Inside Houzz: An Art Mosaic Wall Banishes Dining Room Gloom
When Ed and Marie Keens moved from New Jersey to Southern California, they figured their lives would suddenly be filled with sunshine and light. But a tour of condominiums for sale proved otherwise.
“Every unit I saw in San Diego was dark,” says Marie, a retired New Jersey port employee. “It wasn’t my idea of what California should be.”
The couple finally settled on a 10th-floor condominium with a view of the city, but even that felt drab, with its gray concrete walls, dark granite counters and cold steel appliances.
Marie figured there had to be some way to banish the gloom, but she couldn’t put her finger on it. “I knew I wanted something unique, but I didn’t know what I wanted,” she says. Then she spied a photograph on Houzz that took her breath away.
The image depicted a sparkling bathroom designed around a fused-glass mosaic of a dogwood branch.
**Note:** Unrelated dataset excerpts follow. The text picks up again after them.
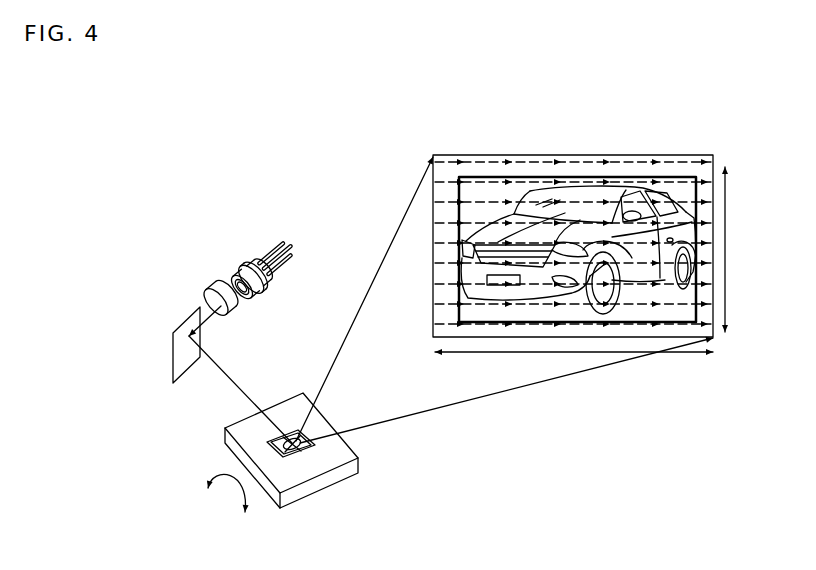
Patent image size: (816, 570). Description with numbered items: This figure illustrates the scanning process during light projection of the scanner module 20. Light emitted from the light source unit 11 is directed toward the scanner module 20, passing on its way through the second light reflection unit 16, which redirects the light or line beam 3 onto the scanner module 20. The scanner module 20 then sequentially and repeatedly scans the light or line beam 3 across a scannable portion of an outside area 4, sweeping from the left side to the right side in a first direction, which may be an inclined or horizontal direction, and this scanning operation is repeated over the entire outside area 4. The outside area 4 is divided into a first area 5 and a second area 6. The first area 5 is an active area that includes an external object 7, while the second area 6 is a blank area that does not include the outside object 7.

The laser beam 3 is at (505, 299).
The outside area 4 is at (605, 154).
The first area 5 is at (534, 312).
The second area 6 is at (592, 333).
The external object 7 is at (693, 235).
The light source unit 11 is at (236, 272).
The second light reflection unit 16 is at (185, 322).
The scanner module 20 is at (310, 468).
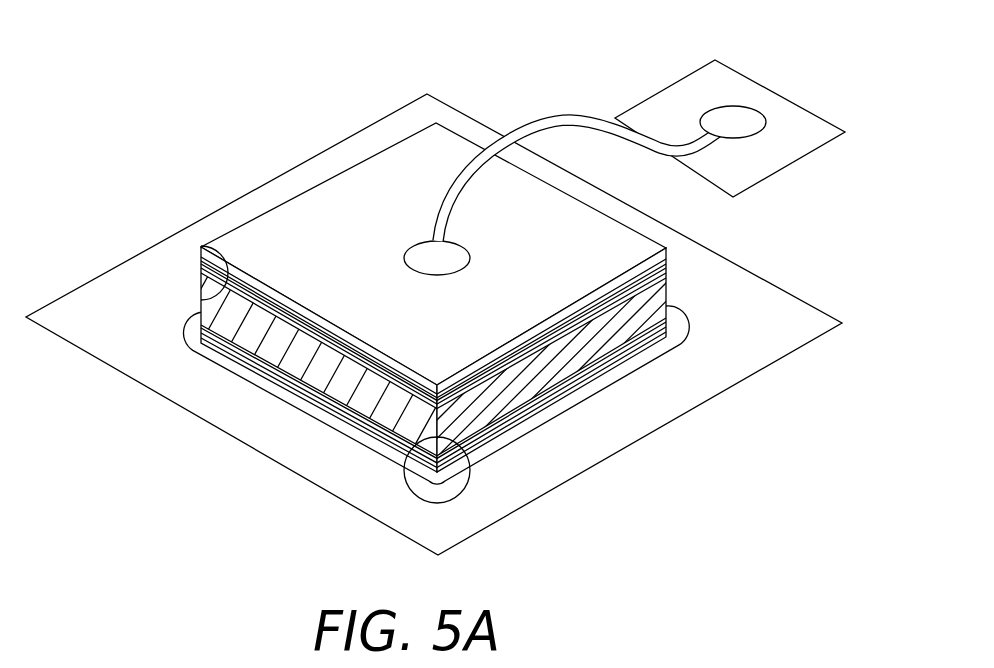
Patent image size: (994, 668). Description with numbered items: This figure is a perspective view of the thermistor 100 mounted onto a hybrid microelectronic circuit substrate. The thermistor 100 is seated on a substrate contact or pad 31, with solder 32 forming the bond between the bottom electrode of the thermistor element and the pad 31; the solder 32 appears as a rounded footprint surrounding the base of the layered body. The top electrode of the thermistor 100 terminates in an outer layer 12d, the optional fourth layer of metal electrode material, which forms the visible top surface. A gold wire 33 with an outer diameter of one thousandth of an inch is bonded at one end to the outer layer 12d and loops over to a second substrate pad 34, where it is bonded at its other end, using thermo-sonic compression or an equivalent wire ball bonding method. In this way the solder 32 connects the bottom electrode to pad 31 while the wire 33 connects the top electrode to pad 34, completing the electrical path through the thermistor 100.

Even though the artisans, Designer Glass Mosaics, were more than 2,000 miles away in Charlotte, North Carolina, Marie gave them a call.
“Houzz is our biggest source of leads,” says Tom Snyder, who runs the business with his wife, Saundra. The Snyders assured the Keenses that distance wouldn’t be a problem.
“He said he could do anything that we wanted,” recalls Marie. “He was happy to send us samples of the different colors. He was willing to send us glass tiles so we could see the difference in the tiles.”
Ed and Marie asked the Snyders to create a dogwood mosaic large enough to fill an entire wall of their dining room. “I was trying to make my unit happy and peaceful,” Marie says.
The Keenses sent the artisans a photograph of the room, and in return received a digital rendering (shown here) showing the glass mural superimposed over the wall.
To get the artwork to blend with its surroundings, the Snyders used back-painted glass for the field tile and asked the couple to select a paint color that complemented their decor. Over the next five weeks, the Snyders emailed progress shots like this one and snail-mailed a sample tile, so that Ed and Marie could gauge the color of the back-painted glass and see what the dogwood relief would look like in three dimensions.
When the work was finished, the Snyders numbered every tile, packed them in custom-made crates affixed to a pallet, and shipped the tiles across the country.
“All the tiles came perfectly — except one that came chipped,” recalls Marie. “And they sent a new tile right away.”
It took just a day for a tile setter to install the 8- by 11-foot mural, fitting the numbered pieces together like a puzzle.
The seafoam field tiles and snowy dogwood blossoms reflect the light and animate the dining room, filling the space with cheer.
“I would never have thought of this on my own,” says Marie, who admits she once stayed up all night looking at photos on Houzz. “It’s a wonderful site. You have an idea that you want something, but Houzz helps you decide concretely on what you want.”
Marie says the mural is surprisingly easy to clean and garners compliments all the time. “There is not a person who doesn’t walk in and say, ‘That is awesome,’” Marie enthuses. “Everybody notices it.”